“Amnesia’s Ritual” is the latest EP from British electronic duo pecq. The work consists of 4 tracks and was released on May 9, 2023 on Upcycled Sounds Records.
It’s their most personal and powerful record yet, emerging from the experience of losing several friends before their time. pecq have always excelled at making intelligent, introspective music, but Amnesia’s Ritual exists in a different world. Over four tracks, they make legible something that is almost impossible to understand. Like all of pecq’s best music, It’s still pop. It’s still their signature blend of analogue synths, found sounds and homemade instruments, but it also speaks to something beyond their previous work. Amnesia’s Ritual is music-as-therapy, created out of a shared personal necessity to move forward, accept and externalise. In the process pecq have made something very beautiful, and it belongs as much to you and I as it does to them.

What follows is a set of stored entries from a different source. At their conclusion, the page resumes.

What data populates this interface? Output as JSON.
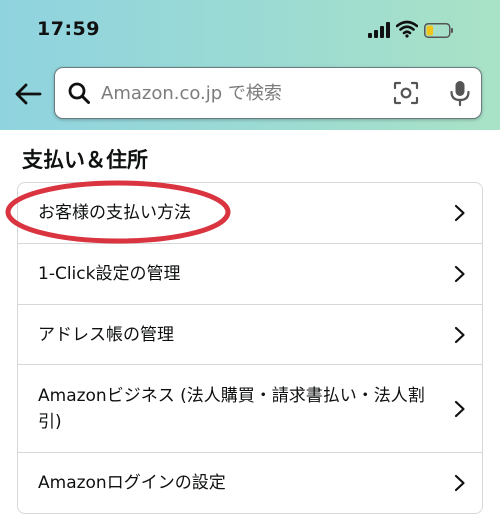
{
  "status_bar": {
    "time": "17:59"
  },
  "search": {
    "placeholder": "Amazon.co.jp で検索",
    "value": ""
  },
  "section": {
    "title": "支払い＆住所"
  },
  "menu_items": [
    {
      "label": "お客様の支払い方法"
    },
    {
      "label": "1-Click設定の管理"
    },
    {
      "label": "アドレス帳の管理"
    },
    {
      "label": "Amazonビジネス (法人購買・請求書払い・法人割引)"
    },
    {
      "label": "Amazonログインの設定"
    }
  ],
  "colors": {
    "header_gradient_start": "#8fd3df",
    "header_gradient_end": "#a9e2c6",
    "highlight": "#d9343f",
    "battery_fill": "#f0c419"
  },
  "icons": {
    "back": "left-arrow-icon",
    "search": "magnifier-icon",
    "camera": "camera-scan-icon",
    "mic": "microphone-icon",
    "chevron": "chevron-right-icon"
  }
}
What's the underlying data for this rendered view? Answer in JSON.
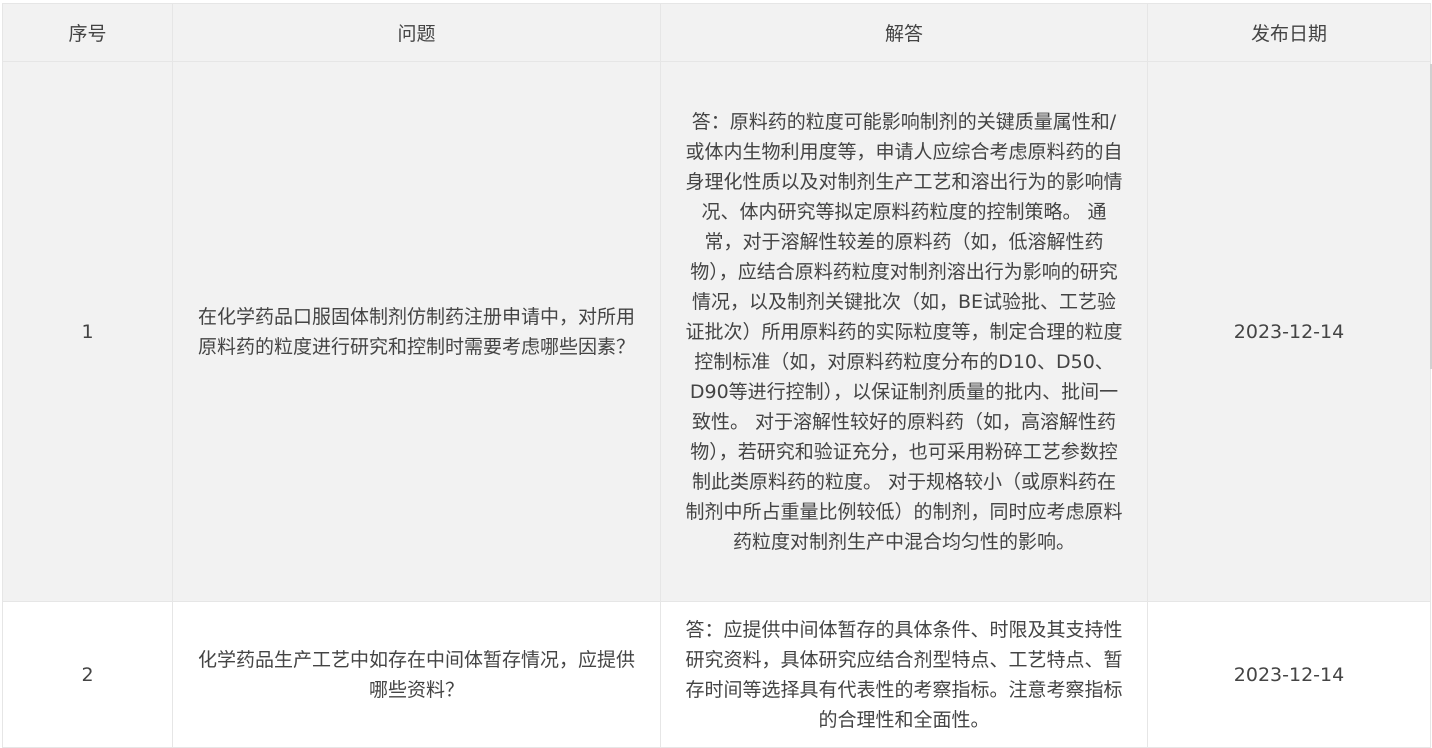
{
  "table": {
    "headers": {
      "seq": "序号",
      "question": "问题",
      "answer": "解答",
      "date": "发布日期"
    },
    "rows": [
      {
        "seq": "1",
        "question": "在化学药品口服固体制剂仿制药注册申请中，对所用原料药的粒度进行研究和控制时需要考虑哪些因素？",
        "answer": "答：原料药的粒度可能影响制剂的关键质量属性和/或体内生物利用度等，申请人应综合考虑原料药的自身理化性质以及对制剂生产工艺和溶出行为的影响情况、体内研究等拟定原料药粒度的控制策略。 通常，对于溶解性较差的原料药（如，低溶解性药物），应结合原料药粒度对制剂溶出行为影响的研究情况，以及制剂关键批次（如，BE试验批、工艺验证批次）所用原料药的实际粒度等，制定合理的粒度控制标准（如，对原料药粒度分布的D10、D50、D90等进行控制），以保证制剂质量的批内、批间一致性。 对于溶解性较好的原料药（如，高溶解性药物），若研究和验证充分，也可采用粉碎工艺参数控制此类原料药的粒度。 对于规格较小（或原料药在制剂中所占重量比例较低）的制剂，同时应考虑原料药粒度对制剂生产中混合均匀性的影响。",
        "date": "2023-12-14"
      },
      {
        "seq": "2",
        "question": "化学药品生产工艺中如存在中间体暂存情况，应提供哪些资料？",
        "answer": "答：应提供中间体暂存的具体条件、时限及其支持性研究资料，具体研究应结合剂型特点、工艺特点、暂存时间等选择具有代表性的考察指标。注意考察指标的合理性和全面性。",
        "date": "2023-12-14"
      }
    ]
  }
}
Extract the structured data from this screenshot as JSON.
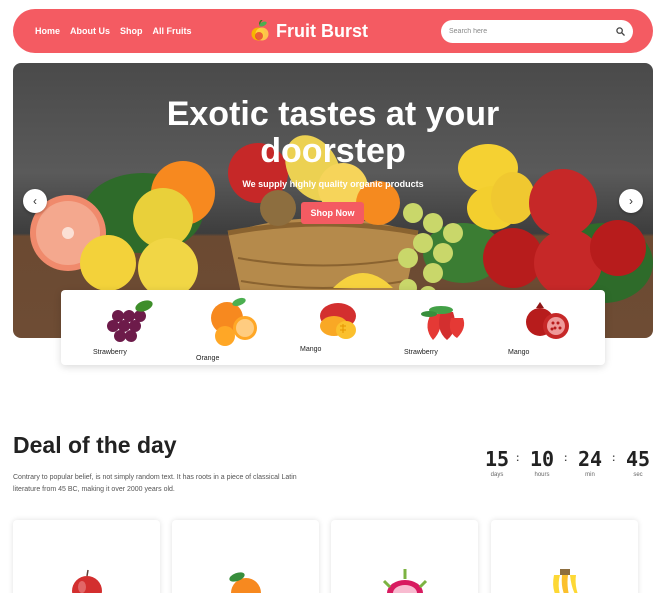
{
  "nav": {
    "links": [
      "Home",
      "About Us",
      "Shop",
      "All Fruits"
    ],
    "brand": "Fruit Burst",
    "search_placeholder": "Search here"
  },
  "hero": {
    "title": "Exotic tastes at your doorstep",
    "subtitle": "We supply highly quality organic products",
    "cta": "Shop Now"
  },
  "categories": [
    {
      "label": "Strawberry",
      "icon": "grapes-icon"
    },
    {
      "label": "Orange",
      "icon": "orange-icon"
    },
    {
      "label": "Mango",
      "icon": "mango-icon"
    },
    {
      "label": "Strawberry",
      "icon": "strawberry-icon"
    },
    {
      "label": "Mango",
      "icon": "pomegranate-icon"
    }
  ],
  "deal": {
    "title": "Deal of the day",
    "description": "Contrary to popular belief, is not simply random text. It has roots in a piece of classical Latin literature from 45 BC, making it over 2000 years old.",
    "countdown": [
      {
        "value": "15",
        "label": "days"
      },
      {
        "value": "10",
        "label": "hours"
      },
      {
        "value": "24",
        "label": "min"
      },
      {
        "value": "45",
        "label": "sec"
      }
    ]
  },
  "products": [
    {
      "icon": "apple-icon"
    },
    {
      "icon": "orange-icon"
    },
    {
      "icon": "dragonfruit-icon"
    },
    {
      "icon": "banana-icon"
    }
  ],
  "colors": {
    "brand": "#f45b62",
    "text": "#222222"
  }
}
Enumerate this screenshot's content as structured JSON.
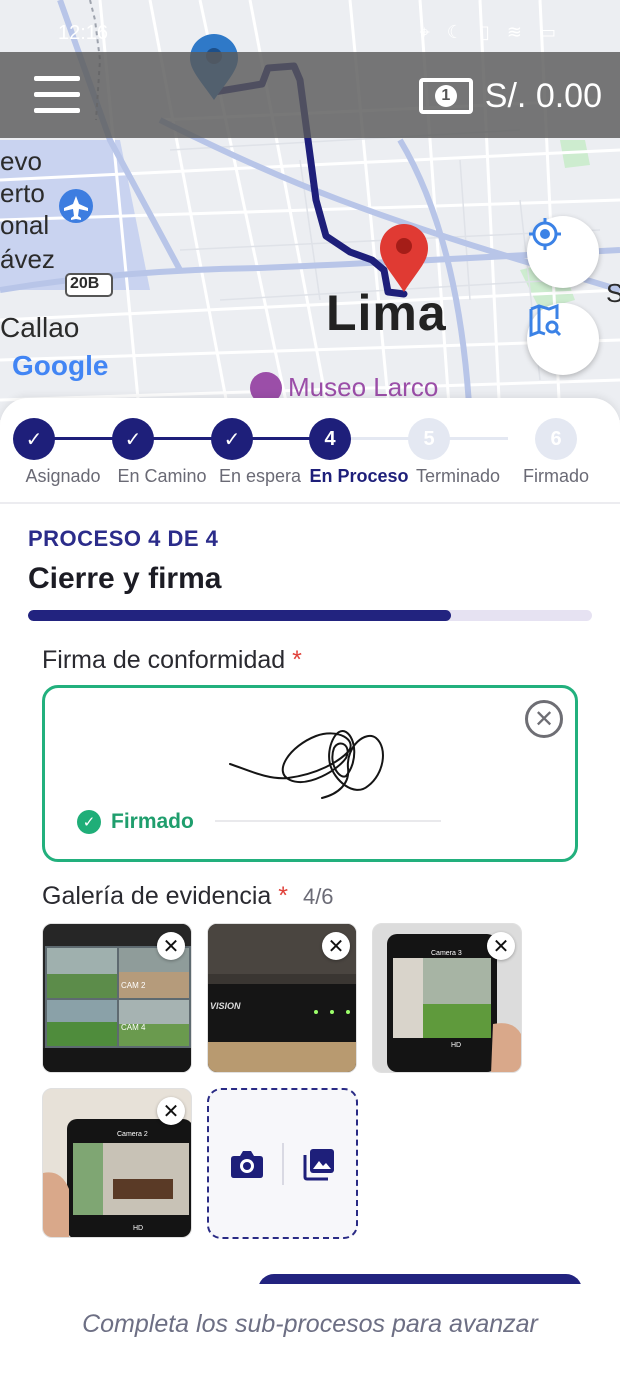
{
  "status_bar": {
    "time": "12:16"
  },
  "topbar": {
    "balance": "S/. 0.00",
    "money_icon_digit": "1"
  },
  "map": {
    "labels": [
      "evo",
      "erto",
      "onal",
      "ávez"
    ],
    "road_shield": "20B",
    "city": "Lima",
    "district": "Callao",
    "poi": "Museo Larco",
    "edge_letter": "S",
    "attribution": "Google"
  },
  "stepper": {
    "steps": [
      {
        "num": "1",
        "label": "Asignado",
        "state": "done"
      },
      {
        "num": "2",
        "label": "En Camino",
        "state": "done"
      },
      {
        "num": "3",
        "label": "En espera",
        "state": "done"
      },
      {
        "num": "4",
        "label": "En Proceso",
        "state": "active"
      },
      {
        "num": "5",
        "label": "Terminado",
        "state": "pending"
      },
      {
        "num": "6",
        "label": "Firmado",
        "state": "pending"
      }
    ]
  },
  "process": {
    "kicker": "PROCESO 4 DE 4",
    "title": "Cierre y firma",
    "progress_fraction": 0.75
  },
  "signature": {
    "label": "Firma de conformidad",
    "required_mark": "*",
    "status": "Firmado"
  },
  "gallery": {
    "label": "Galería de evidencia",
    "required_mark": "*",
    "count": "4/6",
    "images": [
      {
        "icon": "cctv-monitor-photo",
        "caption_a": "CAM 2",
        "caption_b": "CAM 4"
      },
      {
        "icon": "dvr-recorder-photo",
        "brand": "VISION"
      },
      {
        "icon": "phone-camera-app-photo",
        "app_title": "Camera 3",
        "quality": "HD"
      },
      {
        "icon": "phone-camera-app-photo",
        "app_title": "Camera 2",
        "quality": "HD"
      }
    ]
  },
  "footer": {
    "hint": "Completa los sub-procesos para avanzar"
  },
  "colors": {
    "primary": "#1e1f7a",
    "success": "#1fae78",
    "required": "#e0413a",
    "pending_step": "#e4e8f2"
  }
}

Formed in 2020 after isolating in their small studio, pecq is the moniker of multi-instrumentalist duo Nicholas (Nikò) O’Brien and Hannah (Jakes) Jacobs. Having built a name for themselves as producers, composers, songwriters, and DIY record label owners, the pandemic turned the duo’s creativity inward and they began making music on their own terms. The project was quick to turn heads, garnering support from the likes of 6music, Radio 1 and 2, BBC introducing, Notion, DUMMY, David Dean Burkhart and Bandcamp editorial, as well as securing an early release on boutique French label Kitsune Music.
About the EP, Nikò says:
“There’s a unique kind of grief from losing friends so young. It overshadows everything but is chaotic and non-linear. Your perception of time goes crazy and you can’t process things moving forward with someone’s absence. Every milestone becomes a new loss and you feel like you’re living multiple detached realities. These songs surprised us, coming from bursts of emotions, some that we didn’t even realise we were processing – guilt, rage, PTSD, panic, denial, oblivion, acceptance. Some took years, some took hours. All involved crying. At the time we didn’t know it but making these songs seems to have been a turning point in our grief – externalising, sharing and creating starts weaving those fractured realities back together again. It’s a raw record but it’s helped us and we hope it helps someone else“.